Two female mathematics professors at New York City College of Technology (City Tech), are working together to help more young women work in mathematics fields. According to a survey by the American Mathematical Society in 2006, there were 1,245 new U.S. PhD. recipients, and although this was the highest number ever, only 400 were women.
The two professors, Victoria Gitman and Delaram Kahrobaei, say the statistics are not very encouraging, and they want to do something about that. Prior to 1999, they say “there had been a marked increase in female mathematicians.”
They recently won a National Science Foundation grant to sponsor the Second Annual New York Women in Mathematics Network (NYWIMN) Conference on the City Tech campus. The conference will concentrate on interdisciplinary research in logic, group theory and theoretical computer science. They aim to establish informal networks among female mathematicians, providing role models, mentoring relationships and research partnerships.
The next conference includes
- presentations by world renowned women mathematicians
- poster sessions for graduate students and those recently awarded PhDs
- poster sessions for undergraduates
- a panel discussion on success strategies for young women in mathematics
The two women met at The CUNY Graduate Center. Kahrobaei was finishing her PhD and Gitman was midway through hers. Both joined the City Tech mathematics faculty are now teaching and collaborating professionally.
They realized that women often do not get much support in mathematics, whereas they had both benefited greatly from the support of their teachers and colleagues. They decided to help other female mathematicians form professional and social networks that would help them to succeed, and they founded NYWIMN. In 2006, the first NYWIMN conference, attracted 30 students and mathematicians from around the tri-state area.
The women were both drawn to mathematics by their drive to understand how the natural world works. Kahrobaei says she knew since age eight that she wanted to be a mathematician. “I was attracted to mathematics because it offered the possibility of attaining absolute truth. Mathematics, unlike politics and history, is not ruled by opinion; it is unequivocal.”
Gitman took an advanced placement calculus course in high school. She said, “This was when I realized that mathematics is not just about plugging numbers into formulas, but involves fascinating concepts and an unlimited supply of puzzles to solve. I fell in love with mathematics because I always wanted to know why things are as they are, and mathematics was the only subject where I could find answers to my questions by understanding the proofs.”
Each had a teacher as a mentor. For Kahrobaei, it was her aunt, who taught physics in Tehran, Iran, and for Gitman, it was Chang Tao, who taught at New Utrecht High School in Bensonhurst, Brooklyn. Kahrobaei’s all-female high school in Tehran, where she grew up, was also supportive, but her undergraduate environment at Sharif University of Technology “was not very friendly to women studying mathematics; sometimes women who asked questions in the classroom were ignored.”

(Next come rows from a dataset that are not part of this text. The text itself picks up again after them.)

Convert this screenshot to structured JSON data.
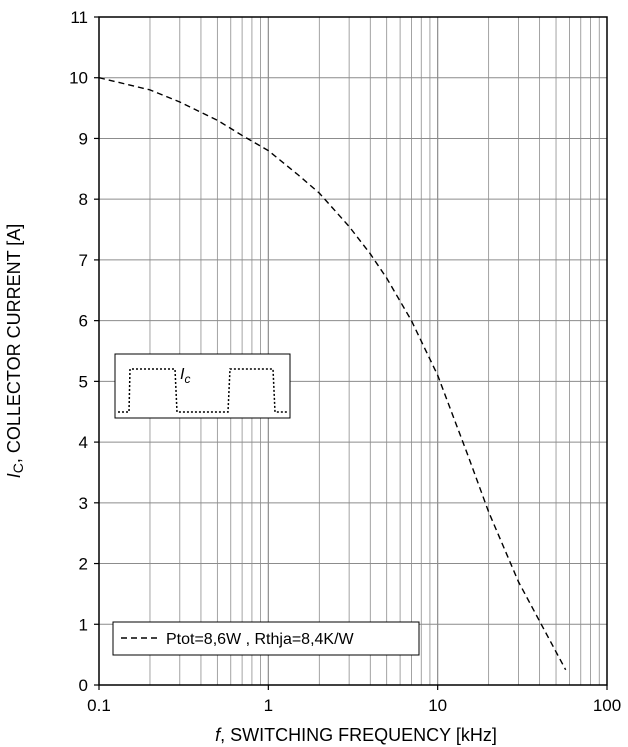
{
  "chart_data": {
    "type": "line",
    "x_scale": "log",
    "xlim": [
      0.1,
      100
    ],
    "ylim": [
      0,
      11
    ],
    "x_ticks": [
      0.1,
      1,
      10,
      100
    ],
    "x_tick_labels": [
      "0.1",
      "1",
      "10",
      "100"
    ],
    "y_ticks": [
      0,
      1,
      2,
      3,
      4,
      5,
      6,
      7,
      8,
      9,
      10,
      11
    ],
    "y_tick_labels": [
      "0",
      "1",
      "2",
      "3",
      "4",
      "5",
      "6",
      "7",
      "8",
      "9",
      "10",
      "11"
    ],
    "xlabel_prefix": "f",
    "xlabel_rest": ", SWITCHING FREQUENCY [kHz]",
    "ylabel_prefix": "I",
    "ylabel_sub": "C",
    "ylabel_rest": ", COLLECTOR CURRENT [A]",
    "grid": "major and minor",
    "inset_label_main": "I",
    "inset_label_sub": "c",
    "series": [
      {
        "name": "Ptot=8,6W , Rthja=8,4K/W",
        "style": "dashed",
        "color": "#000000",
        "x": [
          0.1,
          0.2,
          0.3,
          0.5,
          0.7,
          1,
          1.5,
          2,
          3,
          4,
          5,
          7,
          10,
          15,
          20,
          30,
          40,
          57
        ],
        "y": [
          10.0,
          9.8,
          9.6,
          9.3,
          9.05,
          8.8,
          8.4,
          8.1,
          7.55,
          7.1,
          6.7,
          6.0,
          5.1,
          3.8,
          2.85,
          1.7,
          1.05,
          0.25
        ]
      }
    ],
    "legend_position": "bottom-left"
  }
}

Soon after graduating in Tehran, Kahrobaei moved to the U.S. and earned her master’s degree in mathematics from Claremont College in California, followed by a master’s in computer science from The City College of New York’s School of Engineering.
Gitman came to the U.S. in 1990 at age 10 from Kiev, Ukraine, completing her undergraduate education at Brooklyn College. Her older relatives believed that girls couldn’t do math, but her mother “always believed I could do anything I put my mind to,” she said
Kahrobaei cites her advisor Gilbert Baumslag of The CUNY Graduate Center, Ada Peluso, chair of mathematics at Hunter College, and Manhattan College Professor Katalin Bencsath, her “academic sister,” for their support. She is also grateful for the experience of collaborating with distinguished female mathematicians Kiran Bhutani, Goulnara Arzhantseva and Bettina Eick. Gitman relied on the support of her CUNY Graduate Center advisor, Joel Hamkins, whom she describes as “truly amazing,” and “academic brothers” Jonas Reitz and Thomas Johnstone, both of whom now teach at City Tech.
While they work on different problems, Gitman and Kahrobaei combine as proponents of women in mathematics, while pursuing their scientific work, publishing articles and traveling all over the world to lecture and participate in workshops. Gitman’s research investigates the mathematical idea of infinity and Kahrobaei studies mathematical objects known as groups – specifically, their applications in computer science and encrypting information.
The two women understand the value of mentorship, and mentor City Tech students under the Emerging Scholars Program pioneered by Dr. Pamela Brown, dean of the School of Arts & Sciences. The Emerging Scholars Program is designed to train students in research-oriented activities and helps develop long-term relationships with faculty.
Gitman and Kahrobaei continue to help increase the number of women in mathematics. A report at Newswise says “They are currently applying for a second NSF grant to conduct a self-study of the social and academic environment at City Tech and the larger CUNY setting to determine its impact on the participation of women in STEM (Science, Technology, Engineering and Mathematics) disciplines. The outcome of this self-study will be used to introduce improvements geared toward engaging more women in STEM fields.”